Our findings are consistent with previous observations of the effects of dietary patterns on health. The advantage is that it can be evaluated by specific values, providing a further complementary explanation for the current research on the link between dietary patterns and respiratory diseases. Previous studies have often compared the traditional Western dietary pattern to the Mediterranean dietary pattern. The former is characterized by a higher intake of pro-inflammatory foods28, such as red meat, cured meats, refined carbohydrates, and fried foods. From the perspective of DII score, the overall score of these foods is high, which means that intake can cause an increase in the content of pro-inflammatory compounds such as oxides in the body29. This diet easily causes the increase of inflammatory factors such as TNF-α, CRP and IL-6, which drives the further development of airway inflammation30. In contrast, the Mediterranean diet is characterized by a rich intake of fruits and vegetables and moderate amounts of meat31. This type of diet tends to have a lower DII score, and the intake of foods with weaker pro-inflammatory properties can reduce the occurrence of respiratory inflammatory responses32.

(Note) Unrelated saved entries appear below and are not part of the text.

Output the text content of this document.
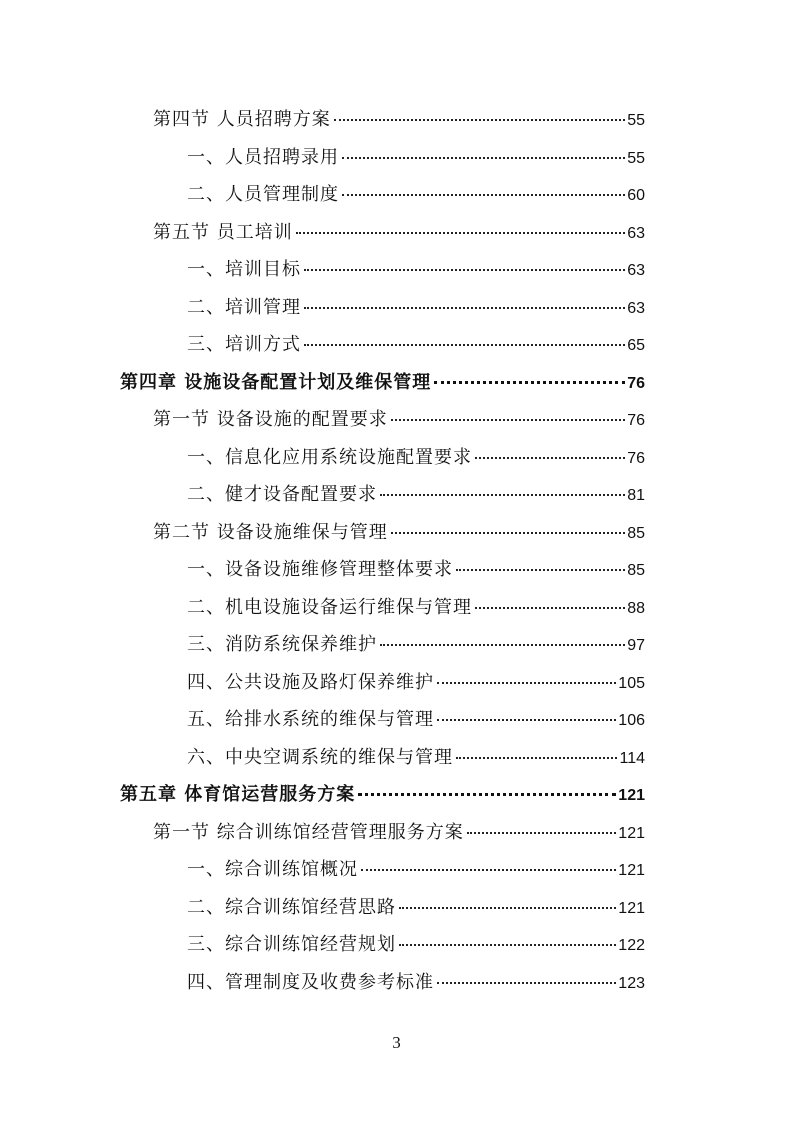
第四节 人员招聘方案	55
一、人员招聘录用	55
二、人员管理制度	60
第五节 员工培训	63
一、培训目标	63
二、培训管理	63
三、培训方式	65
第四章 设施设备配置计划及维保管理	76
第一节 设备设施的配置要求	76
一、信息化应用系统设施配置要求	76
二、健才设备配置要求	81
第二节 设备设施维保与管理	85
一、设备设施维修管理整体要求	85
二、机电设施设备运行维保与管理	88
三、消防系统保养维护	97
四、公共设施及路灯保养维护	105
五、给排水系统的维保与管理	106
六、中央空调系统的维保与管理	114
第五章 体育馆运营服务方案	121
第一节 综合训练馆经营管理服务方案	121
一、综合训练馆概况	121
二、综合训练馆经营思路	121
三、综合训练馆经营规划	122
四、管理制度及收费参考标准	123
3
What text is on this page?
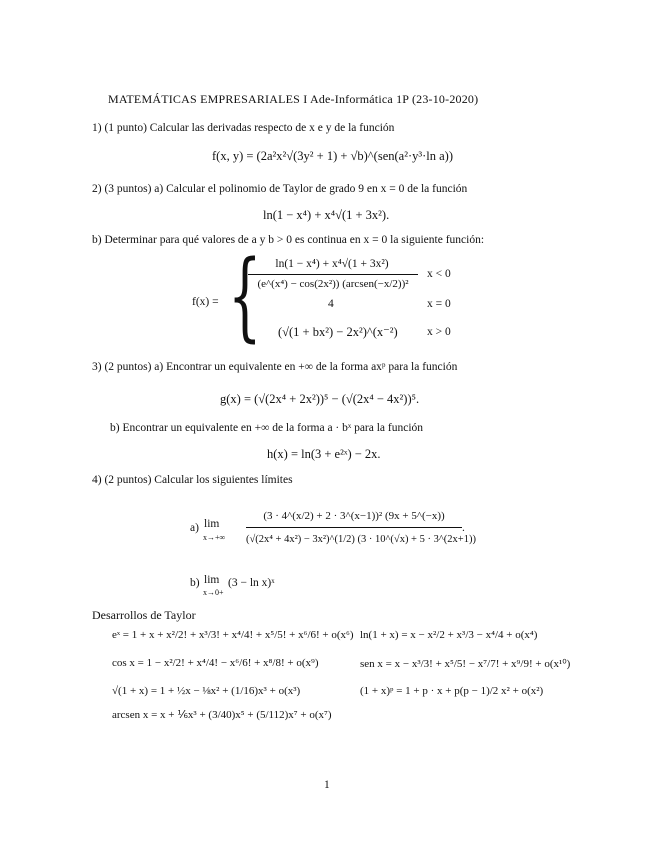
MATEMÁTICAS EMPRESARIALES I Ade-Informática 1P (23-10-2020)
1) (1 punto) Calcular las derivadas respecto de x e y de la función
f(x, y) = (2a²x²√(3y² + 1) + √b)^(sen(a²·y³·ln a))
2) (3 puntos) a) Calcular el polinomio de Taylor de grado 9 en x = 0 de la función
ln(1 − x⁴) + x⁴√(1 + 3x²).
b) Determinar para qué valores de a y b > 0 es continua en x = 0 la siguiente función:
f(x) = {	ln(1 − x⁴) + x⁴√(1 + 3x²)
(e^(x⁴) − cos(2x²)) (arcsen(−x/2))²
x < 0
4	x = 0
(√(1 + bx²) − 2x²)^(x⁻²)	x > 0
3) (2 puntos) a) Encontrar un equivalente en +∞ de la forma axᵖ para la función
g(x) = (√(2x⁴ + 2x²))⁵ − (√(2x⁴ − 4x²))⁵.
b) Encontrar un equivalente en +∞ de la forma a · bˣ para la función
h(x) = ln(3 + e²ˣ) − 2x.
4) (2 puntos) Calcular los siguientes límites
a) lim
x→+∞
(3 · 4^(x/2) + 2 · 3^(x−1))² (9x + 5^(−x))
(√(2x⁴ + 4x²) − 3x²)^(1/2) (3 · 10^(√x) + 5 · 3^(2x+1))
.
b) lim
x→0+
(3 − ln x)ˣ
Desarrollos de Taylor
eˣ = 1 + x + x²/2! + x³/3! + x⁴/4! + x⁵/5! + x⁶/6! + o(x⁶) ln(1 + x) = x − x²/2 + x³/3 − x⁴/4 + o(x⁴)
cos x = 1 − x²/2! + x⁴/4! − x⁶/6! + x⁸/8! + o(x⁹)	sen x = x − x³/3! + x⁵/5! − x⁷/7! + x⁹/9! + o(x¹⁰)
√(1 + x) = 1 + ½x − ⅛x² + (1/16)x³ + o(x³)	(1 + x)ᵖ = 1 + p · x + p(p − 1)/2 x² + o(x²)
arcsen x = x + ⅙x³ + (3/40)x⁵ + (5/112)x⁷ + o(x⁷)
1
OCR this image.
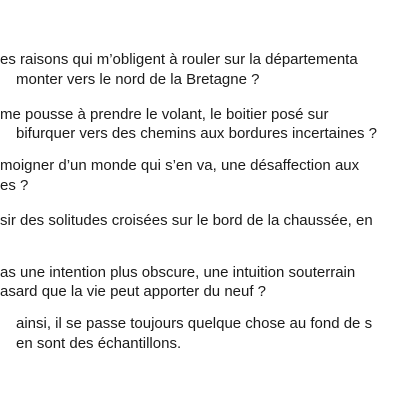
es raisons qui m’obligent à rouler sur la départementa

monter vers le nord de la Bretagne ?

me pousse à prendre le volant, le boitier posé sur

bifurquer vers des chemins aux bordures incertaines ?

moigner d’un monde qui s’en va, une désaffection aux

es ?

sir des solitudes croisées sur le bord de la chaussée, en

as une intention plus obscure, une intuition souterrain

asard que la vie peut apporter du neuf ?

ainsi, il se passe toujours quelque chose au fond de s

en sont des échantillons.
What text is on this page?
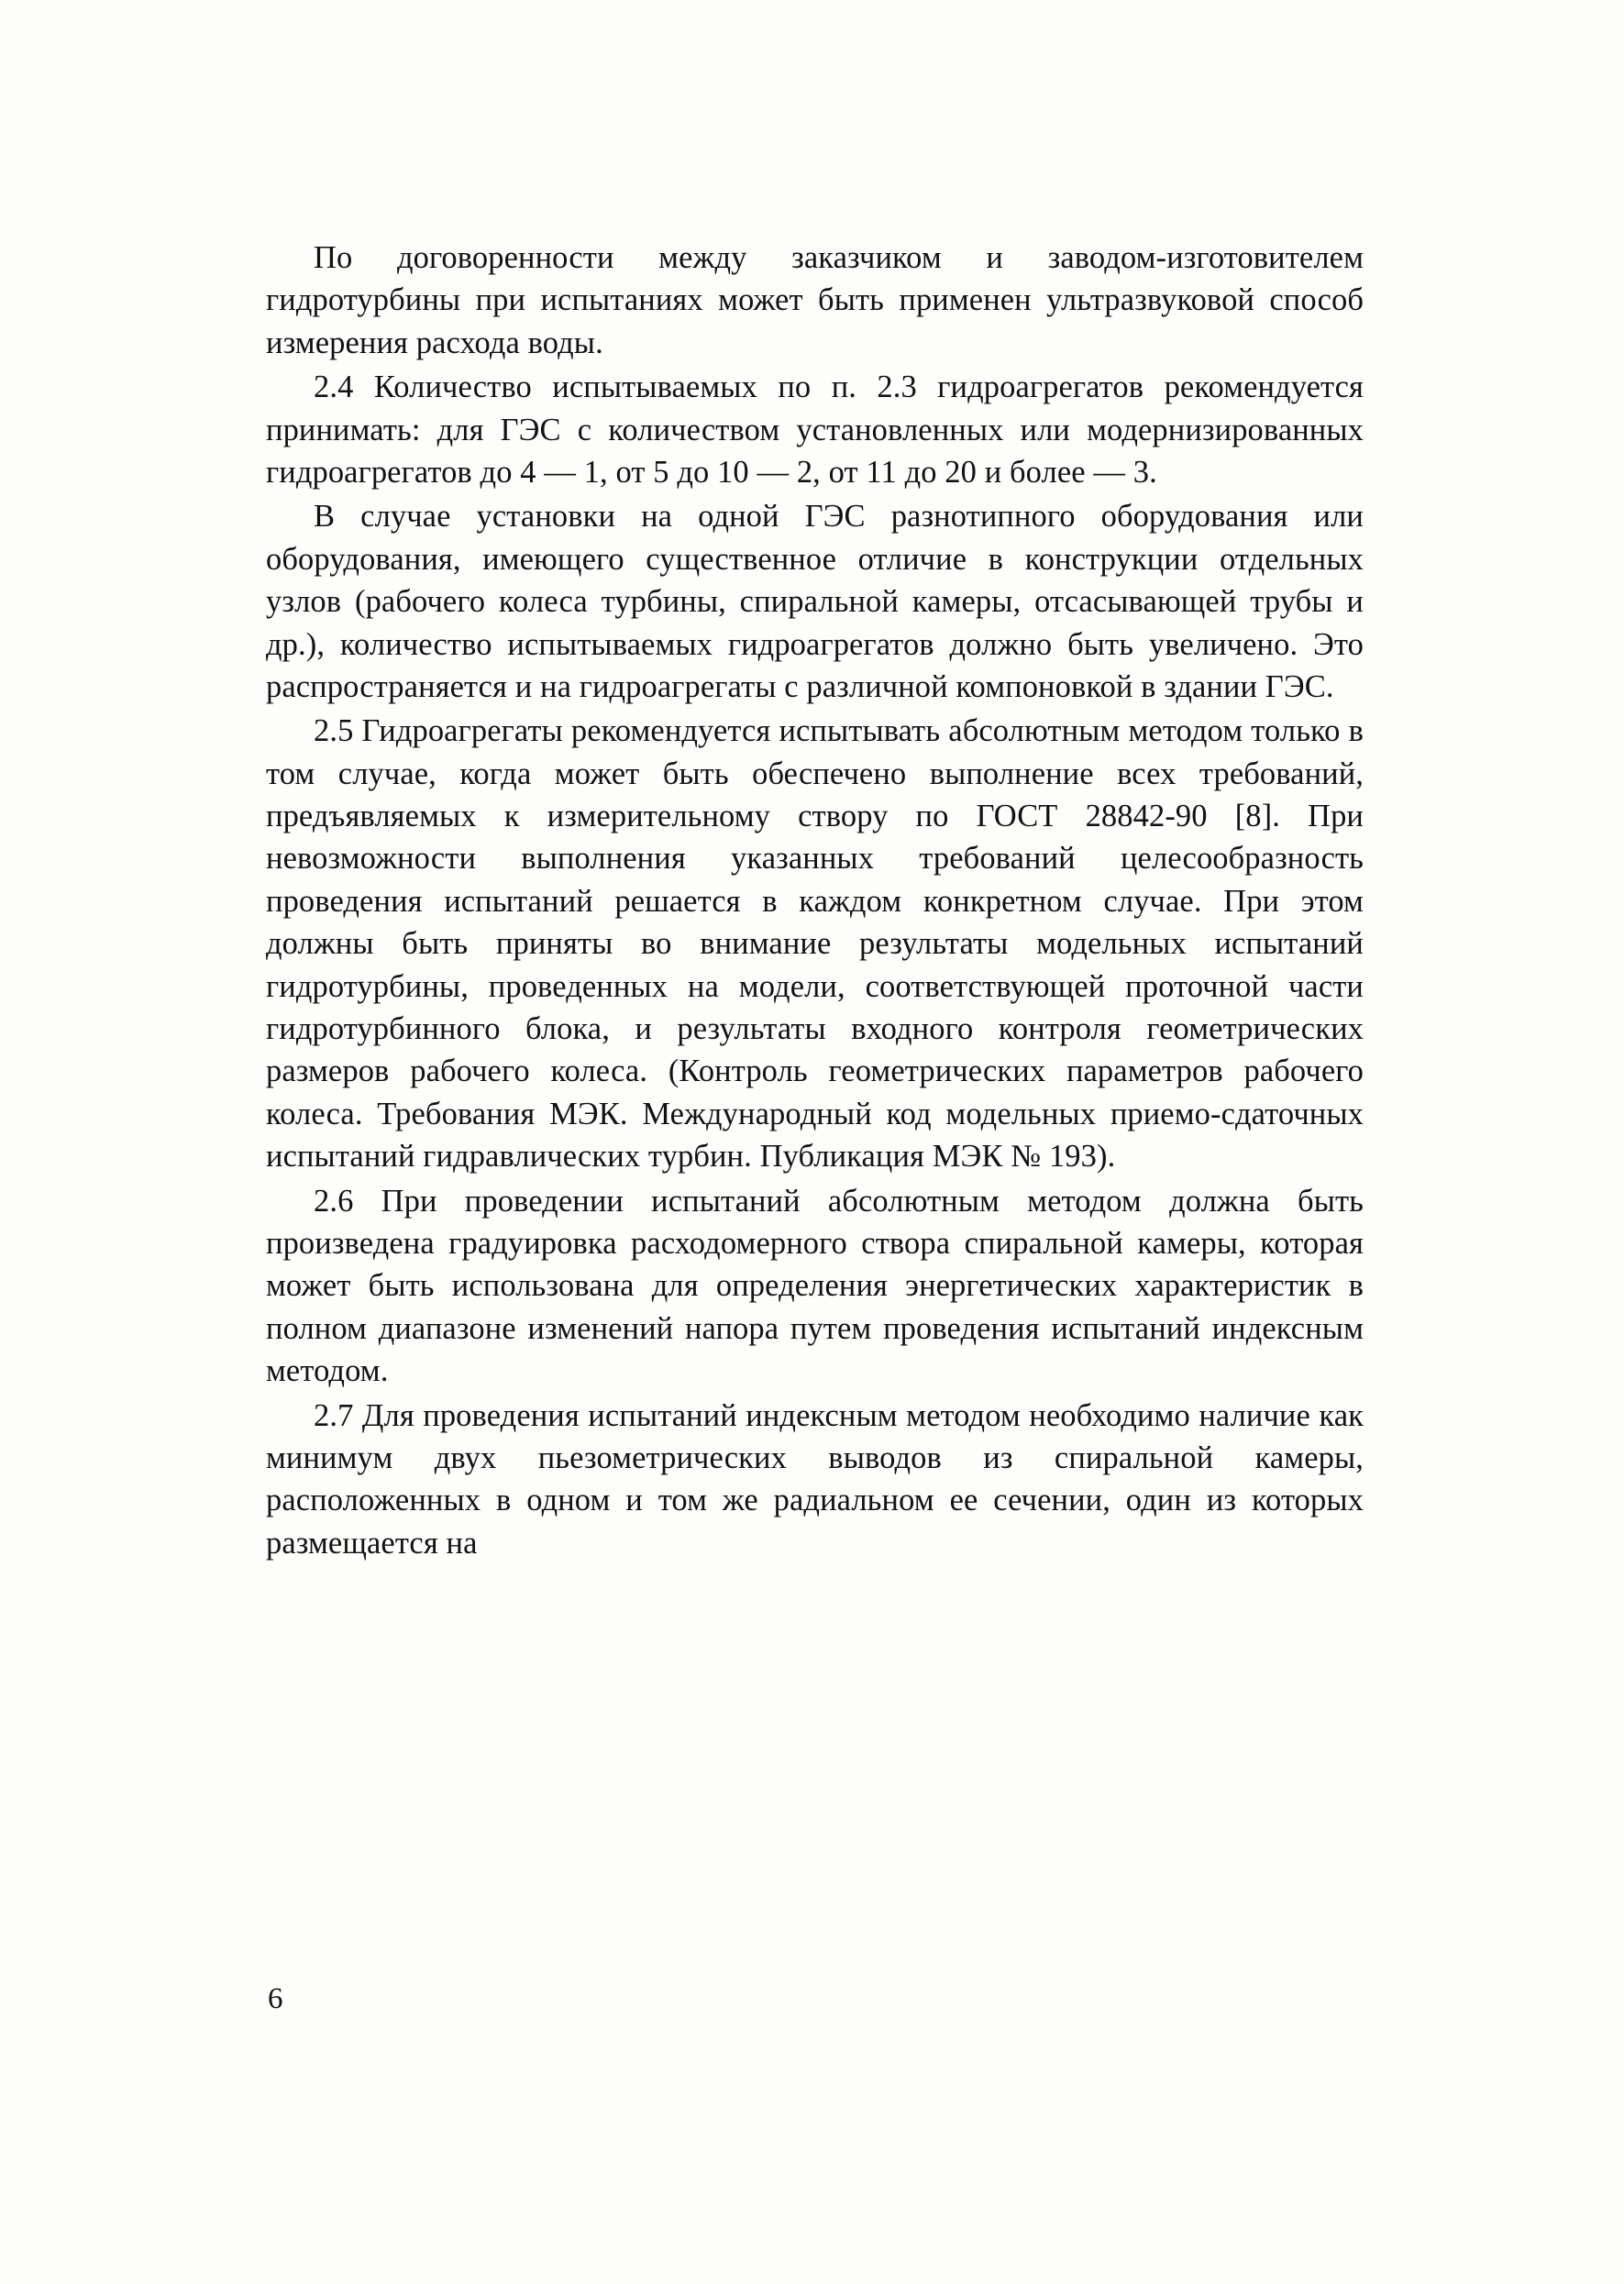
По договоренности между заказчиком и заводом-изготовителем гидротурбины при испытаниях может быть применен ультразвуковой способ измерения расхода воды.

2.4 Количество испытываемых по п. 2.3 гидроагрегатов рекомендуется принимать: для ГЭС с количеством установленных или модернизированных гидроагрегатов до 4 — 1, от 5 до 10 — 2, от 11 до 20 и более — 3.

В случае установки на одной ГЭС разнотипного оборудования или оборудования, имеющего существенное отличие в конструкции отдельных узлов (рабочего колеса турбины, спиральной камеры, отсасывающей трубы и др.), количество испытываемых гидроагрегатов должно быть увеличено. Это распространяется и на гидроагрегаты с различной компоновкой в здании ГЭС.

2.5 Гидроагрегаты рекомендуется испытывать абсолютным методом только в том случае, когда может быть обеспечено выполнение всех требований, предъявляемых к измерительному створу по ГОСТ 28842-90 [8]. При невозможности выполнения указанных требований целесообразность проведения испытаний решается в каждом конкретном случае. При этом должны быть приняты во внимание результаты модельных испытаний гидротурбины, проведенных на модели, соответствующей проточной части гидротурбинного блока, и результаты входного контроля геометрических размеров рабочего колеса. (Контроль геометрических параметров рабочего колеса. Требования МЭК. Международный код модельных приемо-сдаточных испытаний гидравлических турбин. Публикация МЭК № 193).

2.6 При проведении испытаний абсолютным методом должна быть произведена градуировка расходомерного створа спиральной камеры, которая может быть использована для определения энергетических характеристик в полном диапазоне изменений напора путем проведения испытаний индексным методом.

2.7 Для проведения испытаний индексным методом необходимо наличие как минимум двух пьезометрических выводов из спиральной камеры, расположенных в одном и том же радиальном ее сечении, один из которых размещается на

6
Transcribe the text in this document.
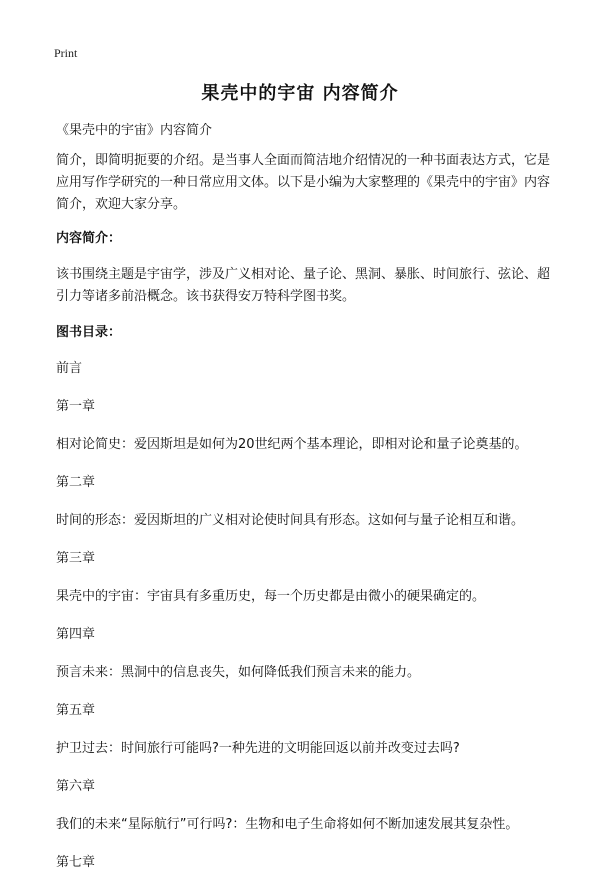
Print
果壳中的宇宙 内容简介

《果壳中的宇宙》内容简介

简介，即简明扼要的介绍。是当事人全面而简洁地介绍情况的一种书面表达方式，它是应用写作学研究的一种日常应用文体。以下是小编为大家整理的《果壳中的宇宙》内容简介，欢迎大家分享。

内容简介：

该书围绕主题是宇宙学，涉及广义相对论、量子论、黑洞、暴胀、时间旅行、弦论、超引力等诸多前沿概念。该书获得安万特科学图书奖。

图书目录：

前言

第一章

相对论简史：爱因斯坦是如何为20世纪两个基本理论，即相对论和量子论奠基的。

第二章

时间的形态：爱因斯坦的广义相对论使时间具有形态。这如何与量子论相互和谐。

第三章

果壳中的宇宙：宇宙具有多重历史，每一个历史都是由微小的硬果确定的。

第四章

预言未来：黑洞中的信息丧失，如何降低我们预言未来的能力。

第五章

护卫过去：时间旅行可能吗?一种先进的文明能回返以前并改变过去吗?

第六章

我们的未来“星际航行”可行吗?：生物和电子生命将如何不断加速发展其复杂性。

第七章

There are several limitations to this study. First of all, some data of the respondents, such as lung function, CRP and other indicators, are missing in the data of some years, which makes it impossible to assess the connection between DII and them. Second, the calculation of DII is based on the recall of 24 h diet, and there may be some errors. Additionally, the definition of ACO relied solely on basic inquiries rather than comprehensive measurements, potentially diminishing the robustness of the outcomes. Finally, the data in this study came from the NHANES database, which is a cross-sectional study and needs to be validated by prospective studies.

Conclusion

Our study shows that DII score is associated with ACO risk and can be used as a reference indicator for dietary intervention.